Architecture Technique Micro-cogénération

La pile à combustible dans les logements en 2018

Mots clés : Bâtiment d’habitation individuel - Chauffage - froid

Vaillant participe au programme européen de tests de terrain. Objectif : rationaliser l’installation et améliorer son rendement.

Alors qu’elle est déjà vendue par dizaines de milliers d’exemplaires au Japon, en Europe, la pile à combustible sort des laboratoires pour passer en phase de test de terrain. Lancé en 2012, le projet ene.field prévoit d’installer mille unités dans onze pays européens. En France, trois fournisseurs – Vaillant, Hexis et RBZ – ont été retenus pour mettre leurs équipements à l’épreuve durant deux saisons de chauffe. Vaillant, fabricant allemand de chaudières, travaille sur ce projet d’équipement de micro-cogénération depuis la fin des années 1990. En France, sa filiale installera un prototype dans dix sites répartis dans différentes régions climatiques : deux dans le Nord, trois en région parisienne, quatre en Alsace et un en région lyonnaise.

Le matériel retenu a déjà été éprouvé en 2015 sur les bancs d’essai du Crigen, le centre de R & D d’Engie (ex-GDF-Suez). Le test de terrain sera aussi suivi de près par GrDF, gestionnaire du réseau de distribution de gaz. La pile à combustible de type SOFC, à éléments en céramique et à haute température (600 à 900 °C), affiche une puissance électrique maximale de 1 kW et une puissance thermique de 1,8 kW. La régulation gère un échangeur de chaleur relié à un ballon à stratification de 800 l ; l’appoint de chaleur pour l’eau chaude sanitaire et le chauffage est apporté par une chaudière à condensation de 24 kW.

Tester le marché.

Le cœur de cette pile est censé fournir 80 % des besoins électriques annuels d’une maison ; son intérêt repose sur son fonctionnement prioritaire. Ce point sera validé par son analyse permanente par Internet. L’ensemble doit concourir à réduire les factures d’électricité et de gaz. Ainsi, le rendement énergétique global est estimé à 135 % sur PCI – contre environ 100 % pour une chaudière à condensation classique -, mais il serait théoriquement de 175 %. Il est question de le porter à 150 %, notamment en développant le rendement électrique.

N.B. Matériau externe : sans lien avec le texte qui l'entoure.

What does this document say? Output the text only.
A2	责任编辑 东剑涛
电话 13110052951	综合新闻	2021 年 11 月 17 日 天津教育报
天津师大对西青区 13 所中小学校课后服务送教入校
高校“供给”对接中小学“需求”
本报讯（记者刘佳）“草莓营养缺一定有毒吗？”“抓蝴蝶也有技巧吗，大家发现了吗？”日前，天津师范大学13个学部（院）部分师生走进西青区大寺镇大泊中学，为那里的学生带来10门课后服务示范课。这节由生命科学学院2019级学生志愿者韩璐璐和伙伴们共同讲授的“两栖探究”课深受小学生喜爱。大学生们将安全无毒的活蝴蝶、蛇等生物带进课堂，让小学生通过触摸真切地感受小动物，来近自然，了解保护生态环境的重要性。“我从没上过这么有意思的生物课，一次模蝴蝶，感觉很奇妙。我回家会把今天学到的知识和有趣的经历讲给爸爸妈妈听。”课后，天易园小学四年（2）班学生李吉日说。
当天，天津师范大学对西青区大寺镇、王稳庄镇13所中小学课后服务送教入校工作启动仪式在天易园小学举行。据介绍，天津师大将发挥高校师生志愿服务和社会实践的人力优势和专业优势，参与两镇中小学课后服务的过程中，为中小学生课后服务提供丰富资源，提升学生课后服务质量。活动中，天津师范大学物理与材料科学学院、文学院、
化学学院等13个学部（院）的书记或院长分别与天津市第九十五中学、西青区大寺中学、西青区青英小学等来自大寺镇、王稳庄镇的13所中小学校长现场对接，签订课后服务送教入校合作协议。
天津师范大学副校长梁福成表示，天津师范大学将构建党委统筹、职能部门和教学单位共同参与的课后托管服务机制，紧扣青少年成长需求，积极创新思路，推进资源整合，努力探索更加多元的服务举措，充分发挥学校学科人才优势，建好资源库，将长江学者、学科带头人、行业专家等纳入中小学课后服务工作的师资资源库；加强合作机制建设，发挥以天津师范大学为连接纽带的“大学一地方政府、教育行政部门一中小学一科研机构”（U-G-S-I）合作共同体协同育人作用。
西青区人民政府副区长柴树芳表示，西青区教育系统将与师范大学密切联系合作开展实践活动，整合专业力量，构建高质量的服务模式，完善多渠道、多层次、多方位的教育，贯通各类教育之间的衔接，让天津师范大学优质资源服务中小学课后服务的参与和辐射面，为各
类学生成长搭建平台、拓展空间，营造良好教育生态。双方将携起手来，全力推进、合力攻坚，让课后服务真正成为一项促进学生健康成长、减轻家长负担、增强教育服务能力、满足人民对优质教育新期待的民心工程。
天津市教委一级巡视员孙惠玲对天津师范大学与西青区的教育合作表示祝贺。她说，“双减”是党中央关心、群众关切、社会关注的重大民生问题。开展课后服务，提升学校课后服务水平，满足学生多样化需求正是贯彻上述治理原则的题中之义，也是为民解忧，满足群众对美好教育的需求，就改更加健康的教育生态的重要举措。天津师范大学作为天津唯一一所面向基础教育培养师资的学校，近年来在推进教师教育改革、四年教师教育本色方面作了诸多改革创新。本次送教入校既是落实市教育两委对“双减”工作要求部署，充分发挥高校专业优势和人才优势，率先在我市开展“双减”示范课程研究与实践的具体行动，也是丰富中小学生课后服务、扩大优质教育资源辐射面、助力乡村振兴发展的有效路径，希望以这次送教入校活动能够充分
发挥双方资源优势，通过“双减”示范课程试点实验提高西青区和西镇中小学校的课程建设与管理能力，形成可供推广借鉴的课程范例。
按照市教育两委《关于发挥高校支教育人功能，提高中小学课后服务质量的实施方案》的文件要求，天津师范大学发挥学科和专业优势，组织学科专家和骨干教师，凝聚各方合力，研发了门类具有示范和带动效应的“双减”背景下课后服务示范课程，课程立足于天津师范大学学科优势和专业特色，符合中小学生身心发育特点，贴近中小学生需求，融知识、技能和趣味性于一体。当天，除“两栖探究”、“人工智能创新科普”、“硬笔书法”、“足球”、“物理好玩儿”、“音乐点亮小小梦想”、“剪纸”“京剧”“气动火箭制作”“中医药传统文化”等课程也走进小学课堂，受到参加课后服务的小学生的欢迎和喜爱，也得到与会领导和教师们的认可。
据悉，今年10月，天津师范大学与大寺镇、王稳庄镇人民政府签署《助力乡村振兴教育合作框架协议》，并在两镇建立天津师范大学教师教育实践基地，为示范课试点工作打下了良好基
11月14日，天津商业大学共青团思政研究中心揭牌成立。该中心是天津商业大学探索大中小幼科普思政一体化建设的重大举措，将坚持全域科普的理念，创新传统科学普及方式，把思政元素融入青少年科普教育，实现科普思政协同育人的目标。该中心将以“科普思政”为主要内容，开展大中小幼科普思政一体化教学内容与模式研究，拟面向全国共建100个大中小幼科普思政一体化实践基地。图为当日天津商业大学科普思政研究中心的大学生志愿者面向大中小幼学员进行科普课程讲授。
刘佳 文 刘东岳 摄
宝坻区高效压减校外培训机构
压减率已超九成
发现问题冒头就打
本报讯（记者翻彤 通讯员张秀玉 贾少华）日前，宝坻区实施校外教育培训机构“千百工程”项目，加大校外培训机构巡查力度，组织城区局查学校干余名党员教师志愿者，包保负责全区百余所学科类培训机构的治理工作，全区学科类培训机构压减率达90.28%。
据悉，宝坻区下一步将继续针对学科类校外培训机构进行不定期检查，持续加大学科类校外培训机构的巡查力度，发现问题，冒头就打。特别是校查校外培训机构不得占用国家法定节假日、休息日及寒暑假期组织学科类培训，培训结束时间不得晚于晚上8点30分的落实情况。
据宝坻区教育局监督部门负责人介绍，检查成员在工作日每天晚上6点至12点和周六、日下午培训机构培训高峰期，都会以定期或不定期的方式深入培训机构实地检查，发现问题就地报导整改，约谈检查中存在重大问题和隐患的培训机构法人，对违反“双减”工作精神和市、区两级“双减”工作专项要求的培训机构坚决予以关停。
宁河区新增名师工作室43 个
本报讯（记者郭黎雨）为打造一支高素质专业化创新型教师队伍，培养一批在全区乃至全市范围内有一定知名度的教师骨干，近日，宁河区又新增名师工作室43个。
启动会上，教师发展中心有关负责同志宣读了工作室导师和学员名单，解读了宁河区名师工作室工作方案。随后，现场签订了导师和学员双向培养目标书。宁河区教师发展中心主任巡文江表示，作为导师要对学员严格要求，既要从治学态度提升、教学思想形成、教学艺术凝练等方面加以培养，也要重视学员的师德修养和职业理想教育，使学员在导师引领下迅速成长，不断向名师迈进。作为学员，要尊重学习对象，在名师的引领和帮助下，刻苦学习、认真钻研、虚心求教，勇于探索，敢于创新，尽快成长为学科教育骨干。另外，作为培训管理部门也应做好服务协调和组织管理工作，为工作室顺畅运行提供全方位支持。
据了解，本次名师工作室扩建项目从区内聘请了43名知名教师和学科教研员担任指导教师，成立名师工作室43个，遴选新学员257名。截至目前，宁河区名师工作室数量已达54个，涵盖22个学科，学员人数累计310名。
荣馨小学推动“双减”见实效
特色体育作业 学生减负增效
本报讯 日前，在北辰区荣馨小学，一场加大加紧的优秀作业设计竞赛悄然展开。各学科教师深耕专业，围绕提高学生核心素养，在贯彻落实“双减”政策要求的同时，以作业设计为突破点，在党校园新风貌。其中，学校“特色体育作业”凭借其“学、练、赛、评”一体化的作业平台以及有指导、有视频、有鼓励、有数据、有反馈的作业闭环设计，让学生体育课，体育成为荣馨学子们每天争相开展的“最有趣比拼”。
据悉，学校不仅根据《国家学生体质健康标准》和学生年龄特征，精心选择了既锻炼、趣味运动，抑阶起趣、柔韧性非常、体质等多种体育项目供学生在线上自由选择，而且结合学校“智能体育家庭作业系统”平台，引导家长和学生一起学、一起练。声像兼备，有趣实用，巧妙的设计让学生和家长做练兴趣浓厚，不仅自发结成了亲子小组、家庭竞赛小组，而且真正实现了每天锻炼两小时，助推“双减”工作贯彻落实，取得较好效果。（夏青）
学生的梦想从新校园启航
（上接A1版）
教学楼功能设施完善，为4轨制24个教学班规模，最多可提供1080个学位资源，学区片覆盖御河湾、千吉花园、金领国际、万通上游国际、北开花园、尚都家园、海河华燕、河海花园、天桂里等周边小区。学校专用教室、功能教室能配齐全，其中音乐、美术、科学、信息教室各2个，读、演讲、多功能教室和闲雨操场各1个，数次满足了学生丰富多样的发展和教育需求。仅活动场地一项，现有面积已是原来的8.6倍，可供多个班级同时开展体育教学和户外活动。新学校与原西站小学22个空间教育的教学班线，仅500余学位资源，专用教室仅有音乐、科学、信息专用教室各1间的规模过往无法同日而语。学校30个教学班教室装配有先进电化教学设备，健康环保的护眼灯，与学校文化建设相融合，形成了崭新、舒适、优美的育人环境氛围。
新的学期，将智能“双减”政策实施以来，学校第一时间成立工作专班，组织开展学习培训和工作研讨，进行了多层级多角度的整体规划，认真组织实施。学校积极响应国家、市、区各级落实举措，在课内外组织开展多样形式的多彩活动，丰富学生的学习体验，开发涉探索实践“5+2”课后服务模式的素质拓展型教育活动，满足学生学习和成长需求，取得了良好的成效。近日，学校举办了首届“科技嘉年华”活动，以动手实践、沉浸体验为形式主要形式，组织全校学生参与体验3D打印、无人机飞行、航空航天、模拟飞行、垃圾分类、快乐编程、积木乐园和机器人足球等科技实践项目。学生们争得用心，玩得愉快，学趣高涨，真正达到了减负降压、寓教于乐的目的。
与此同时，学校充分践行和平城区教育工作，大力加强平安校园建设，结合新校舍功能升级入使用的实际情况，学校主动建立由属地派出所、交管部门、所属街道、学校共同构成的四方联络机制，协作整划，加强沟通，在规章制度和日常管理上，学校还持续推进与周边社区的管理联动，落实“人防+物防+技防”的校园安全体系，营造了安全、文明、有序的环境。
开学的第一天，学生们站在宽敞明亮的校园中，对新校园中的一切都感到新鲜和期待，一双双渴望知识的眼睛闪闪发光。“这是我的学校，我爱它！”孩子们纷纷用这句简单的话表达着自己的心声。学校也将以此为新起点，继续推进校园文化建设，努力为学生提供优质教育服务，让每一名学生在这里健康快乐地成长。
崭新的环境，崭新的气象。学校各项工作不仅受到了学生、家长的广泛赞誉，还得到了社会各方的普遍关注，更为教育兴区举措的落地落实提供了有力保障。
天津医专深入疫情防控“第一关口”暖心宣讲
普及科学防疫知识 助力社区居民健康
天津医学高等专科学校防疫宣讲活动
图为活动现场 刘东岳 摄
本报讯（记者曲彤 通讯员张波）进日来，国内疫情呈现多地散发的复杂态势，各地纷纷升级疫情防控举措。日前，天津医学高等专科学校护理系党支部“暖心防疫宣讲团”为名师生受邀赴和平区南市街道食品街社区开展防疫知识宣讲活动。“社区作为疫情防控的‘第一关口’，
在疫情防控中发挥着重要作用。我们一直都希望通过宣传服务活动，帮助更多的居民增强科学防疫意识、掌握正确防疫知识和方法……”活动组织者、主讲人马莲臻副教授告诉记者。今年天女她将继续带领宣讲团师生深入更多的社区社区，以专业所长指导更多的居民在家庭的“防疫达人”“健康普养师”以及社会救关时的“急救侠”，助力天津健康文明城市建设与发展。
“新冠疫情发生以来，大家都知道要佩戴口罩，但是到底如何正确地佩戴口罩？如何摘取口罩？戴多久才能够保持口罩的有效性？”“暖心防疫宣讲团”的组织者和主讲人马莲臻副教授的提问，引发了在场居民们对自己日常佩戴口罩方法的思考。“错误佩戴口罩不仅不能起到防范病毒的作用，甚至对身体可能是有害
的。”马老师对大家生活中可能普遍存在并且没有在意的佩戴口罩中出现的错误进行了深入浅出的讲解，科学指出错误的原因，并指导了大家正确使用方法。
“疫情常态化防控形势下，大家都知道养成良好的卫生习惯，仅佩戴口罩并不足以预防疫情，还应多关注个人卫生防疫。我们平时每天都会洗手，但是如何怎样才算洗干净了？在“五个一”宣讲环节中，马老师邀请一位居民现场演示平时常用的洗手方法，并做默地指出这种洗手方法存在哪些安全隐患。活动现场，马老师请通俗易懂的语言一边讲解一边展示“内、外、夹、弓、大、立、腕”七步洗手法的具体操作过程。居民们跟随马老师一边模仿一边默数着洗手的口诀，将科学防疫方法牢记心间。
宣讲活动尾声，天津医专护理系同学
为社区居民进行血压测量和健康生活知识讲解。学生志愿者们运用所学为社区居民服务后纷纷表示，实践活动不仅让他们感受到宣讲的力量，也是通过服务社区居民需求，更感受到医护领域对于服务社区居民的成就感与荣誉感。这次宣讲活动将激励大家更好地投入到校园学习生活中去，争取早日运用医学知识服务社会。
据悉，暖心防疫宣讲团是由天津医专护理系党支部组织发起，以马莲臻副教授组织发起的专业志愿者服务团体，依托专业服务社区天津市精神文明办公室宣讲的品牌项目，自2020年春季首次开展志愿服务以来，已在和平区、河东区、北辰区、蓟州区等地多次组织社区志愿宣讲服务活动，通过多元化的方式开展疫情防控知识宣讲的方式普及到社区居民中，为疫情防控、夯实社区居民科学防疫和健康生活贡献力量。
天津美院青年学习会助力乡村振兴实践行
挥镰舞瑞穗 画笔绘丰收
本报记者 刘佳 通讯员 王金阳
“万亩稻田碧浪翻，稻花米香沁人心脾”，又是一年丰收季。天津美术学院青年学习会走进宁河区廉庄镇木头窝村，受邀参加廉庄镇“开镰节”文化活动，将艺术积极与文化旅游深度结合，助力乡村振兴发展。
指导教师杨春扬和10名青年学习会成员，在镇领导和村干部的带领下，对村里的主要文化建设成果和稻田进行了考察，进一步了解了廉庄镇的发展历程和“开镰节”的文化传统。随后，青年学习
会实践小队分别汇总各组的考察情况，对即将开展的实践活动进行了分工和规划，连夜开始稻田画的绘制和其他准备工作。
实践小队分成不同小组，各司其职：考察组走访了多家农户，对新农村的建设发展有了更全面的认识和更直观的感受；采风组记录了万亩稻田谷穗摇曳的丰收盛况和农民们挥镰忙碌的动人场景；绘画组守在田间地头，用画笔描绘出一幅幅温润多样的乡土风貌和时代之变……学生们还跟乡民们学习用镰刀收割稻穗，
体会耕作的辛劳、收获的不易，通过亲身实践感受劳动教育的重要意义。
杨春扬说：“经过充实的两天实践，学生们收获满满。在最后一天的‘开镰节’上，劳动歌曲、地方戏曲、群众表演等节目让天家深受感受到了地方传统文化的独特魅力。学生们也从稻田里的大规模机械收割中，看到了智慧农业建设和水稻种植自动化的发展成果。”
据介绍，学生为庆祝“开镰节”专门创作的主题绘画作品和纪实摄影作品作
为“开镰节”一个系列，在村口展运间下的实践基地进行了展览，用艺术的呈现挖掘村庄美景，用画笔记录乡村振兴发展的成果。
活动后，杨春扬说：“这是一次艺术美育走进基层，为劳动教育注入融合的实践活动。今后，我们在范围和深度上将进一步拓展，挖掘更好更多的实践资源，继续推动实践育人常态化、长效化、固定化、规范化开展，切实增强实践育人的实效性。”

Chez Vaillant, Capucine Roux, chef de produits innovation, présente ces essais comme « un moyen de former les installateurs à la pose et à l’entretien, de tester le marché et d’adapter ce matériel aux bâtiments neufs ou rénovés ». Selon le fabricant de chaudières, cette technologie est décrite comme indispensable, à partir de 2020, pour répondre au futur marché des constructions à très faibles besoins énergétiques et reliés aux smart grids. Selon une étude menée par le cabinet Roland Berger à la demande de la Commission européenne, la pile à combustible atteindrait un niveau européen annuel de 890 000 unités en 2040-2050, et de 5 à 10 % du marché des générateurs domestiques dès 2020-2025.
Pour Vaillant, il s’agit aussi de dimensionner le matériel. Les quatre éléments séparés devraient être réunis en deux : une colonne et un ballon de 500 l, voire 300 l. Quant au prix de marché, il serait équivalent à celui d’une pompe à chaleur, soit environ 15 000 euros. Actuellement, l’installation prototype dépasse les 30 000 euros. La commercialisation est prévue pour 2018.